Maimónides Moncada siguió el consejo y nunca fue tan feliz, ni siquiera diez años más tarde cuando el corazón se le reventó de tanto amar, un viernes santo con sabor a sahumerio y santoral. Eva esbozó entonces una sonrisa convincente y arrolladora.

—Murió feliz —pensó, también feliz, mientras abandonaba el cadáver desnudo de Maimónides Moncada y cubría sus pechos turgentes y apabullantes y escondía su desnudez pecaminosa. Ya no era la adolescente altiva y gallarda, de amor virginal, que envolvía en lujuria a cada hombre y mujer que se le cruzara. Ahora era una hembra de alegría ensordecedora y pasión calculada, de hábitos nocturnos y vida alterada. Aquél mismo viernes, Eva decidió buscar al hacedor de los diez años de su existencia, porque intuía que a su sombra sería mucho más feliz.
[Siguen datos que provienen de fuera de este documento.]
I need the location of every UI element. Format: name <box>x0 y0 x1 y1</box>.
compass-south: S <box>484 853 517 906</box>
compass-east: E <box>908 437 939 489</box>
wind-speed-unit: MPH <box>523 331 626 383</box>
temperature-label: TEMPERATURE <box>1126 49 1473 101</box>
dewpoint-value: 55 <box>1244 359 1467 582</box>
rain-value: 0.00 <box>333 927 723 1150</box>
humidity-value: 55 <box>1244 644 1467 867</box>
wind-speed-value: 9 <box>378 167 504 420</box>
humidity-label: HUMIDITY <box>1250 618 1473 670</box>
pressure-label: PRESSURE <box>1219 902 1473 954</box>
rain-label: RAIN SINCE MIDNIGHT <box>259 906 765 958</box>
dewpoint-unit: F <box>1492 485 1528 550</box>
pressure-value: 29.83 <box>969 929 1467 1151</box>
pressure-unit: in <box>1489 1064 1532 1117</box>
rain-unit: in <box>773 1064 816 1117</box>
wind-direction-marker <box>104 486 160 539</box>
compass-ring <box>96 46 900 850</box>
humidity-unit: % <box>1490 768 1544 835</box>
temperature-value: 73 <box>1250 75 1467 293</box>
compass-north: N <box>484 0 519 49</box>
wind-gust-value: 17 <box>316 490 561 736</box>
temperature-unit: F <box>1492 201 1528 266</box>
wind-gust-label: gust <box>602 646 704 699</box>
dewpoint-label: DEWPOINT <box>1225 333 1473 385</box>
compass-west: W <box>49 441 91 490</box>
Navegó océanos tempestuosos, escaló cordilleras inaccesibles, cruzó ríos tan profundos como mares, hasta encontrarlo. Y lo encontró una tarde de primavera que no conocía de los trinos alegres del jilguero ni del perfume que los lirios soltaban a las seis de la tarde. Cirenaico Protágoras la esperaba desde siempre, ciego y acabado, para rematar aquel minuto de vida que se prolongó durante eternos diez años. Sin decir buenos días, sin decir buenas tardes ni decirle su nombre asió las manos calcinadas por el tiempo a Cirenaico Protágoras y lo sacó a pasear a la vera de la mar. Cirenaico Protágoras sentía su aroma e imaginaba su edad, mientras le pedía, aquella tarde de septiembre, que le describiera la caída del sol, en la convicción perpetua de que, para él, la noche sería eterna.